Offuscata nei pensieri e nella vista, Valeria si porta la mano allo sterno per poter percepire il proprio battito ma poi se ne distacca con forza, ricordando la pressione della mano di Mattia.
Vorrebbe di nuovo ridere. Non ci riesce. Finisce per produrre un suono strozzato da sola in quella stanza totalmente vuota. Il corpo le si spezza in avanti, dovendo andare a caccia d'aria. 
Vivere all'interno del panico è un sentimento angosciante. Gli attacchi stritolano il cuore fino a mandarti in poltiglia e ti auto incriminano; ti spingono a comprendere quanto sia tu, in realtà, la causa di tutto ed è proprio ciò che anche Valeria sa di essere, eppure non basta. A seguito della fustigazione c'è persino la condanna.

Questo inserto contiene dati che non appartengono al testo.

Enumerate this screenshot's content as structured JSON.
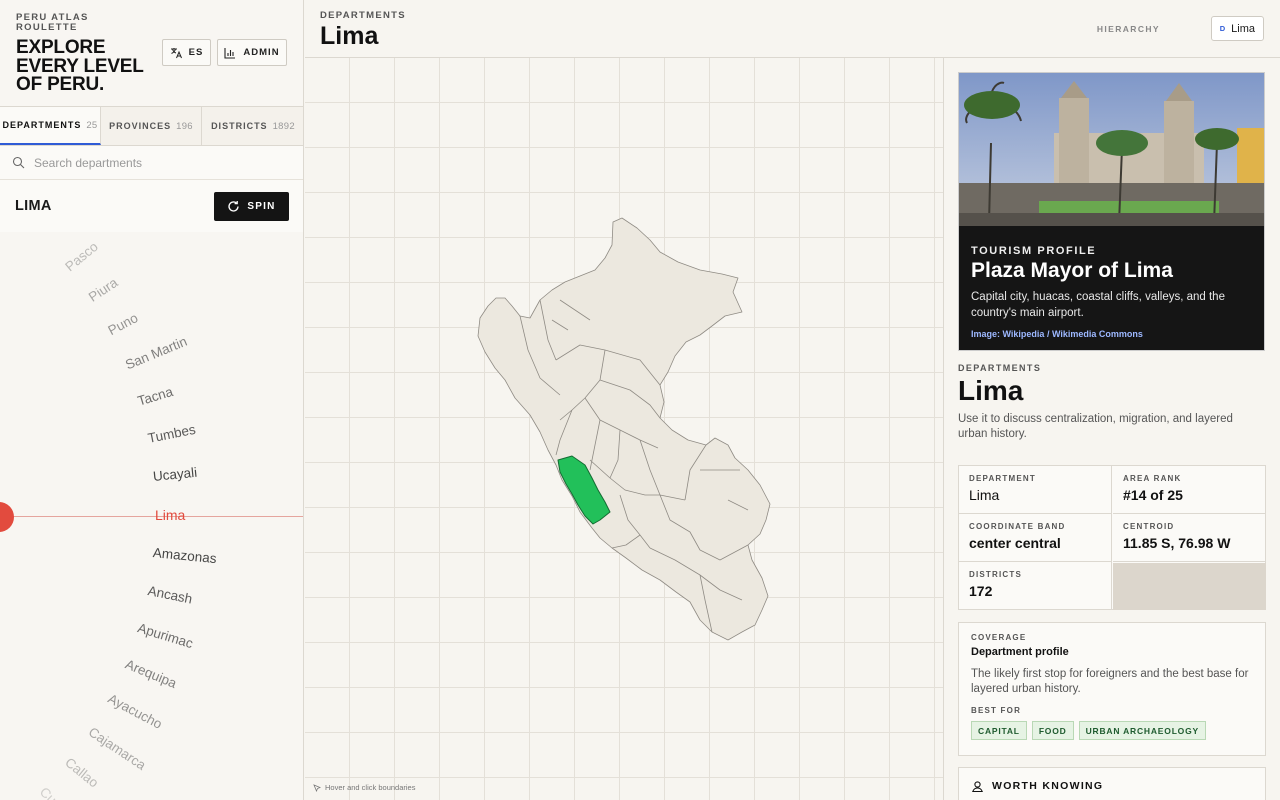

Alle volte è più semplice se vissuta in uno spazio sicuro, calmo, ma la luce tremolante e la rabbia della tempesta al di fuori, uniti ad una totale assenza di personale, non ne donano il presupposto.

Percorsa dai tremori, Valeria posa una mano contro il tavolo affinché possa sorreggerla da una caduta inevitabile visto come non riesce più a sorreggersi sulle proprie gambe.

La colpa di questa situazione è solo sua.
Lei ha deciso di avere vendetta. Lei aveva decretato che restare fosse la scelta migliore. Lei ha compiuto tutto ciò che ha fatto, muovendosi preda dell'odio e di una furia cieca. Lei aveva indirizzato la sua vita ad uno solo scopo capace di distruggerla e non lasciarle futuro.
Si... è stata solo lei a fare tutto, a decidere di percorrere la strada sbagliata, eppure è assurdo pensare come in simili momenti il supporto non risulti poter provenire dalle persone che hanno optato per le tue stesse scelte quanto, piuttosto, da persone che vi erano andate contro.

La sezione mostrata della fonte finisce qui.